La requérante écrira encore à deux reprises à la rédactrice en chef. La première fois, le 31 juillet 2025 à 00 h 27, pour répéter qu’au moment de la publication faite, selon la journaliste, après confirmation des services de police, « aucun membre de la famille de M. Thierry Bourse n’avait encore été informé de manière officielle de la découverte de son corps ». La seconde fois, le 10 août 2025 à 23 h 29, pour affirmer que la publication de « l’identité exacte de M. Bourse n’était pas indispensable à la compréhension des faits », et refuser une proposition d’échange téléphonique de Mme Greffié.
✦ Comme le soutient la requérante, la publication du nom dans la première version de l’article n’est effectivement pas indispensable à la compréhension des faits. Ainsi, dans la publication de l’appel pour disparition inquiétante en mai, Ouest-France n’avait pas indiqué ce nom. Il avait cependant largement circulé, publié par exemple sur le site de Presse Océan (appartenant au groupe Sipa-Ouest-France), sur le site Actu.fr, sur celui d’ICI (ex-France Bleu), sur un groupe Facebook dédié aux appels à témoins ou bien encore sur le site de la radio locale RCA. Ces publications, accompagnées dans certains médias d’une photo du disparu ou de la reproduction de l’avis de recherche nominal émis par la police nationale, n’ont pas, à l’époque, posé de problème aux proches.
L’article publié par Ouest-France du 29 juillet 2025 est un suivi légitime de l’information publiée en mai sur la disparition de M. Brousse. Le citer ne constitue pas une atteinte à sa vie privée ou à sa mémoire. Le CDJM prend acte que ce nom a été retiré de l’article dès que le média a été contacté par la requérante.
✦ Pour la requérante, la publication de ce nom a constitué une atteinte à la vie privée de ses proches, qui auraient appris par Ouest-France la découverte du corps.
Le CDJM considère que même si l’information avait été diffusée sans identifier le disparu, ses proches auraient immédiatement compris qu’il s’agissait de lui. Le titre – « Le corps d’un septuagénaire, porté disparu depuis le 12 mai dernier, retrouvé près de Nantes » – et le chapô – « Le corps d’un homme de 70 ans, dont la disparition avait été déclarée le 12 mai dernier, a été retrouvé lundi 28 juillet dans un champ situé à Orvault (Loire-Atlantique) » – ne laissent en effet aucune ambiguïté.

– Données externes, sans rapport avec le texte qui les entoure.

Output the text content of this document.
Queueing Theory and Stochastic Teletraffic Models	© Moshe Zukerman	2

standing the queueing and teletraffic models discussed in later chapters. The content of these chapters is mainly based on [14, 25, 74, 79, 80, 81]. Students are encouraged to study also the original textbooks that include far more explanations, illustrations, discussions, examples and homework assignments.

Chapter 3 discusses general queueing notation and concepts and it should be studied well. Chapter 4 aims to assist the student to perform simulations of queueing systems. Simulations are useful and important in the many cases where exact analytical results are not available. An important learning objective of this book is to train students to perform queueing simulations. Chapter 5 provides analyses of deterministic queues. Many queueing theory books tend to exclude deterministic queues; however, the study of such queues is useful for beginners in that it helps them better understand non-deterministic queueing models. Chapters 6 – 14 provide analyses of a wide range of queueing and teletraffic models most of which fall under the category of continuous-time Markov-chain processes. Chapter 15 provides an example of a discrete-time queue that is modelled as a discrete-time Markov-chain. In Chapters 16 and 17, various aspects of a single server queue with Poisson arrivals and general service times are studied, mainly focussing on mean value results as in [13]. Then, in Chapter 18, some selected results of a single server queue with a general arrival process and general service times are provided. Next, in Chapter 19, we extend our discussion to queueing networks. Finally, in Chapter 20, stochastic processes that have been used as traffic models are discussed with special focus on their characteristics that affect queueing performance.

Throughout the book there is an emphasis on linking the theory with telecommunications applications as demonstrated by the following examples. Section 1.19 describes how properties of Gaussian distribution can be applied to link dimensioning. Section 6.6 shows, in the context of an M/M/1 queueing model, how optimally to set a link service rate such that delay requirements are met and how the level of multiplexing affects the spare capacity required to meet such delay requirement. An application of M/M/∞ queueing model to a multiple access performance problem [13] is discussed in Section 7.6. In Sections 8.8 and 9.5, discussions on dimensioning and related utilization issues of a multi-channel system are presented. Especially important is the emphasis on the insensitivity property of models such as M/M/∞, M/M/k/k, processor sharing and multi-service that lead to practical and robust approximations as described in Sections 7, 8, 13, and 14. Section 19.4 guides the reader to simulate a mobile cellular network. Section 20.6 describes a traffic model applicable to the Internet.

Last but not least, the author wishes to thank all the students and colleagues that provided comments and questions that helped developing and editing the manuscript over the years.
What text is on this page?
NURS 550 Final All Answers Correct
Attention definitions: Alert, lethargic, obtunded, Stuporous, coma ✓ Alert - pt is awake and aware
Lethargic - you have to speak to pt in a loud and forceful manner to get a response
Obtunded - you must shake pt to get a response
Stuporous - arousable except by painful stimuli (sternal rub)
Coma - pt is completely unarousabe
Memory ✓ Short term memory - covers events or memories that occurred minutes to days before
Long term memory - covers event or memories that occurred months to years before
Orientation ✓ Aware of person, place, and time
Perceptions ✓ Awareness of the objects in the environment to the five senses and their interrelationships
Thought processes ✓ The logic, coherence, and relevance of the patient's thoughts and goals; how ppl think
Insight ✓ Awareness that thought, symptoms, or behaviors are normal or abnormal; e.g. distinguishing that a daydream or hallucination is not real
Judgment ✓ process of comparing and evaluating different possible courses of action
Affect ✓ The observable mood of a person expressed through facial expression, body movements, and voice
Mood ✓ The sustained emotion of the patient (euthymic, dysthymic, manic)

Il note que le journal a publié l’information vingt-quatre heures après la découverte du corps, après l’avoir vérifiée auprès des services de police. Il pouvait légitimement considérer que ceux-ci avaient disposé d’assez de temps pour informer la famille que le corps de M. Brousse avait été retrouvé et identifié.
L’information concernant la découverte du corps de M. Brousse était, compte-tenu de la publicité donnée à sa disparition, d’intérêt public – même si, on l’a dit, la publication du nom n’était pas indispensable à la compréhension des faits. Si on peut comprendre le choc que représente le fait d’apprendre par un média le décès d’un proche, cela ne constitue pas une atteinte à la vie privée.
✦ Le CDJM rappelle que le rôle des journalistes n’est pas de prévenir sa famille proche du décès de quelqu’un. Cette mission incombe au personnel médical ou à l’autorité publique (gendarmerie, police, maire de la commune). Cependant, il considère qu’une bonne pratique est, avant toute mention d’un décès, de s’assurer dans la mesure du possible auprès des autorités publiques que les proches immédiats du défunt ont été informés. Il invite les médias à se conformer à cette recommandation.
Conclusion
Le CDJM, réuni le 25 novembre 2025 en séance plénière, estime que l’obligation déontologique de respect de la vie privée n’a pas été enfreinte par Ouest-France.
La saisine est déclarée non fondée.
Cet avis a été adopté par consensus.